Mon Feb 7, 2022, 10:37 PM
Feb 2022

It's something else, isn't it?

Even today, people can't get 6 feet out of their heads.

IbogaProject

(2,776 posts)
4. I knew to check it publication date
Mon Feb 7, 2022, 10:39 PM
Feb 2022

And I looked to see but nothing for Wired and nothing about the discovery just posts quoting that researcher as the public messaging adjusted. I did have the inkling to double check before I posted.

Pobeka

(4,999 posts)
5. It's good you posted it. More people will see it that missed it the first time.
Mon Feb 7, 2022, 11:13 PM
Feb 2022

I can't remember if I found out about it at DU or elsewhere, but it was nearly a year ago I read it for the first time and was stunned.

Tumbulu

(6,268 posts)
6. Thanks for sharing the article
Wed Feb 9, 2022, 01:52 AM
Feb 2022

I remember when the pandemic first began that it seemed pretty clear that it was airborne. It is interesting to read why there was such a resistance to the concept.

It was mid January of 2020, and I had already canceled an airplane trip for early February, as I figured that the world would shut down rapidly.

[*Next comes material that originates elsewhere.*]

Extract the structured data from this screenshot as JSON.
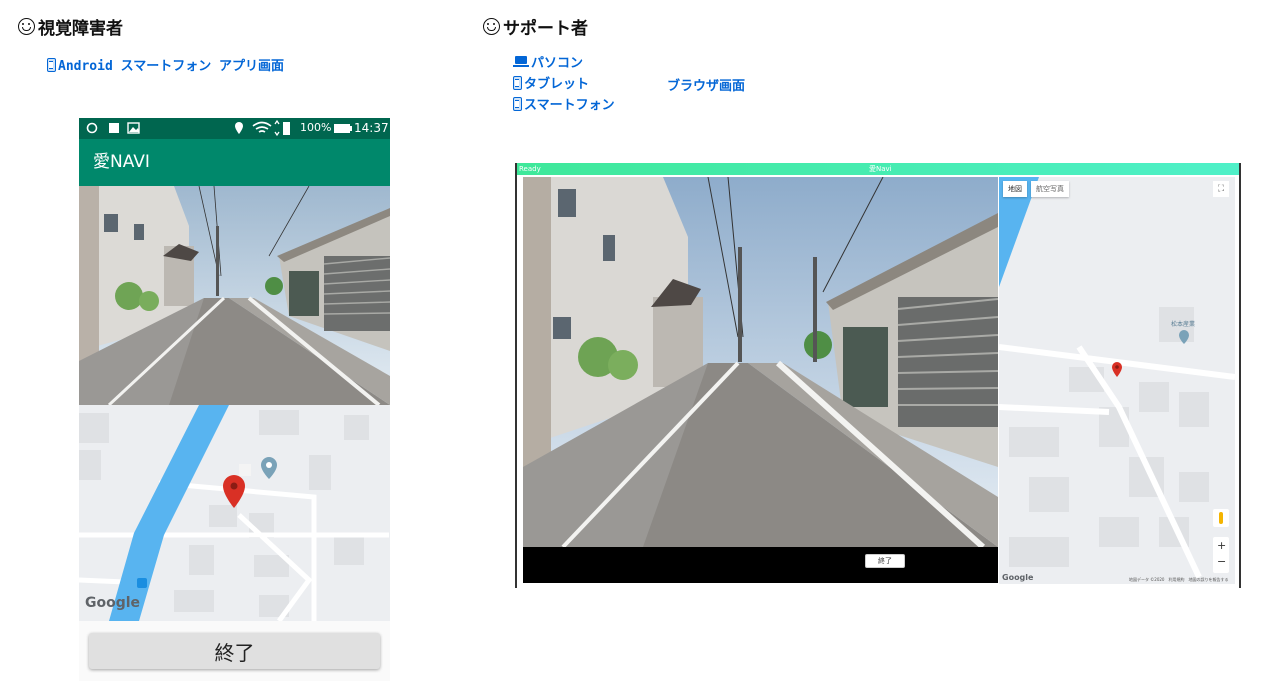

I remember shopping at Costco wearing my N95, looking at the other people wearing masks. Mostly we made up about 1/4 of the shoppers. Already, before anyone was suggesting masking inside, a whole bunch of us had figured it out. And were taking precautions.

I guess that is the difference between people figuring things out and on their own and acting on them for personal safety and the job of the large health organizations.

I do not think I will ever feel safe going inside a public space without a mask. As it sure has become clear to me that they are protective in so many more ways that I imagined.

IbogaProject

(2,776 posts)
7. Masks are common in east Asia all through flu season
Wed Feb 9, 2022, 09:52 AM
Feb 2022

It seems like a good idea to adapt. Air filtration home & work too.